Все пришли в восторг, закричав, что игра нова и интересна. Чэн Юй велел принести специальные бамбуковые дощечки для жеребьевки, написал на них номера согласно числу гостей и предложил каждому вытащить дощечку. Первый номер достался Ли Дяньвэню. Он уже хотел было сказать свои строки, но Ли Чжиминь остановил его.

— Ведь начинать должны мальчики? Я назначаю первую фразу Айюню, вторую Июню, а заключительную — Суюню.

— Я не умею сочинять стихи и прошу господ не смеяться! — сказал Айюнь. — Мой вариант будет такой:

 

Вот начинается богатый пир

В большом саду «Лежащих облаков»…

 

Подумав, Июнь продолжил:

 

Поздравить старика звезды Наньцзи

Пришла толпа бессмертных стариков.

 

— Очень хорошо передано настроение! — воскликнул Чэн Юй. — И тема схвачена! За них следует выпить. Ну, а теперь очередь Ли Дяньвэня.

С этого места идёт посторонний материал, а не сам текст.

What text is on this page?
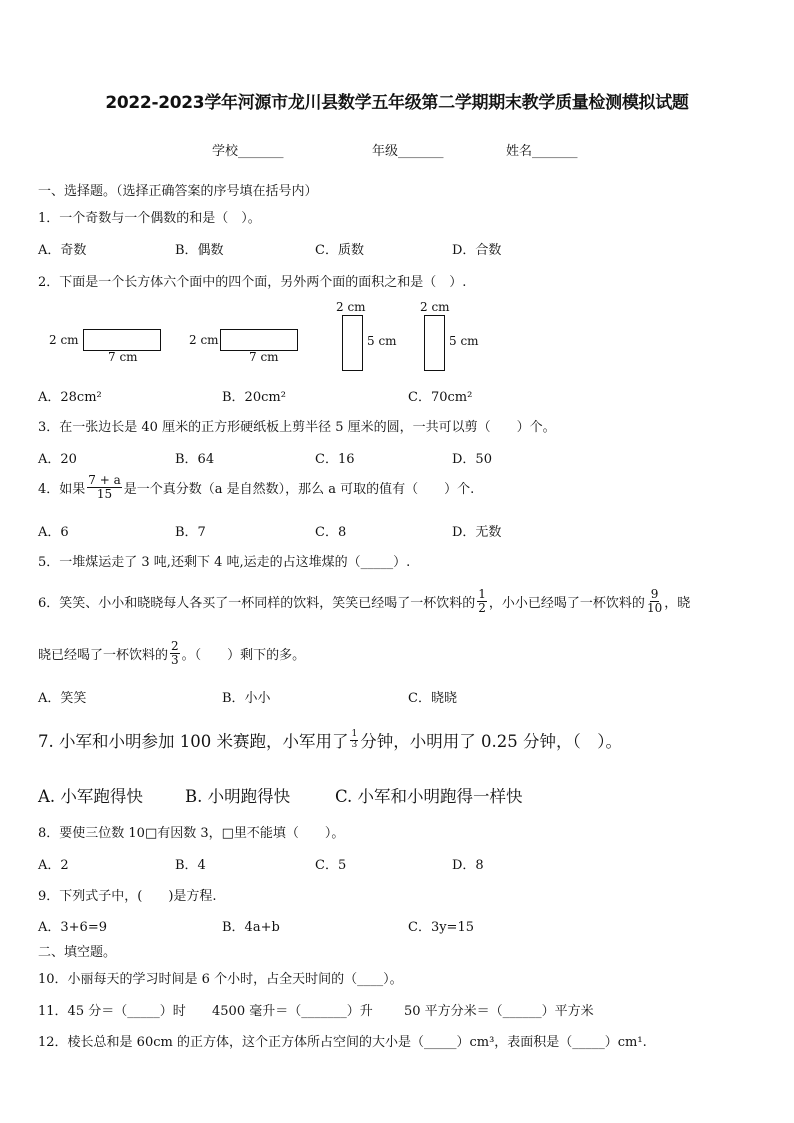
2022-2023学年河源市龙川县数学五年级第二学期期末教学质量检测模拟试题
学校_______	年级_______	姓名_______
一、选择题。（选择正确答案的序号填在括号内）
1．一个奇数与一个偶数的和是（　）。
A．奇数	B．偶数	C．质数	D．合数
2．下面是一个长方体六个面中的四个面，另外两个面的面积之和是（　）.
2 cm
7 cm
2 cm
7 cm
2 cm
5 cm
2 cm
5 cm
A．28cm²	B．20cm²	C．70cm²
3．在一张边长是 40 厘米的正方形硬纸板上剪半径 5 厘米的圆，一共可以剪（　　）个。
A．20	B．64	C．16	D．50
4．如果 $\frac{7 + a}{15}$ 是一个真分数（a 是自然数），那么 a 可取的值有（　　）个.
A．6	B．7	C．8	D．无数
5．一堆煤运走了 3 吨,还剩下 4 吨,运走的占这堆煤的（_____）.
6．笑笑、小小和晓晓每人各买了一杯同样的饮料，笑笑已经喝了一杯饮料的 $\frac{1}{2}$ ，小小已经喝了一杯饮料的 $\frac{9}{10}$ ，晓
晓已经喝了一杯饮料的 $\frac{2}{3}$ 。（　　）剩下的多。
A．笑笑	B．小小	C．晓晓
7. 小军和小明参加 100 米赛跑，小军用了 $\frac{1}{3}$ 分钟，小明用了 0.25 分钟，（　）。
A. 小军跑得快	B. 小明跑得快	C. 小军和小明跑得一样快
8．要使三位数 10□有因数 3，□里不能填（　　）。
A．2	B．4	C．5	D．8
9．下列式子中，(　　)是方程.
A．3+6=9	B．4a+b	C．3y=15
二、填空题。
10．小丽每天的学习时间是 6 个小时，占全天时间的（____）。
11．45 分＝（_____）时 4500 毫升＝（_______）升 50 平方分米＝（______）平方米
12．棱长总和是 60cm 的正方体，这个正方体所占空间的大小是（_____）cm³，表面积是（_____）cm¹.
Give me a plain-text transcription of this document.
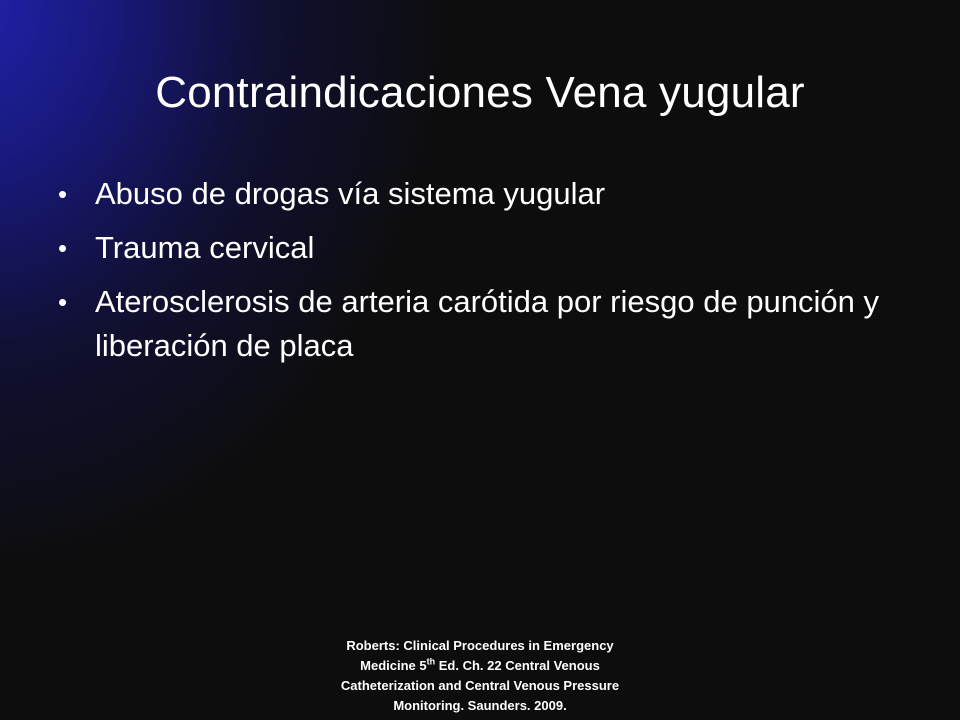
Contraindicaciones Vena yugular
• Abuso de drogas vía sistema yugular
• Trauma cervical
• Aterosclerosis de arteria carótida por riesgo de punción y liberación de placa
Roberts: Clinical Procedures in Emergency Medicine 5th Ed. Ch. 22 Central Venous Catheterization and Central Venous Pressure Monitoring. Saunders. 2009.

Все выпили, и Ли Дяньвэнь сказал:

— Из всех своих коллекций я больше всего люблю эстамп с каменного памятника на Хуашань[244]. Поэтому я скажу следующее:

 

Всем монументам Хуашаньских гор

Тысячелетья старость не несут…

 

— Между прочим, эстампы с этого памятника снимались всего три раза! — заметил Цянь Дуаньминь. — У вас один из них — это действительно настоящая драгоценность. Следующая строчка падает на меня. Я, как вы знаете, собираю старинные издания. Лучшее среди них — «Обрядник дома Чжоу»[245], отпечатанный всего по тринадцати строчек на каждой странице:

 

Шрифт обрядника дома Чжоу

Восстановлен при Северной Сун.

 

— Годится! — зашумели все.

— Бумага словно гладкая яшма, иероглифы точно серебряные крючочки, на титульном листе стоит печатка самого Хуан Пиле! — восхищенно щелкнул языком И Цзюй. — Это одна из лучших книг его библиотеки!..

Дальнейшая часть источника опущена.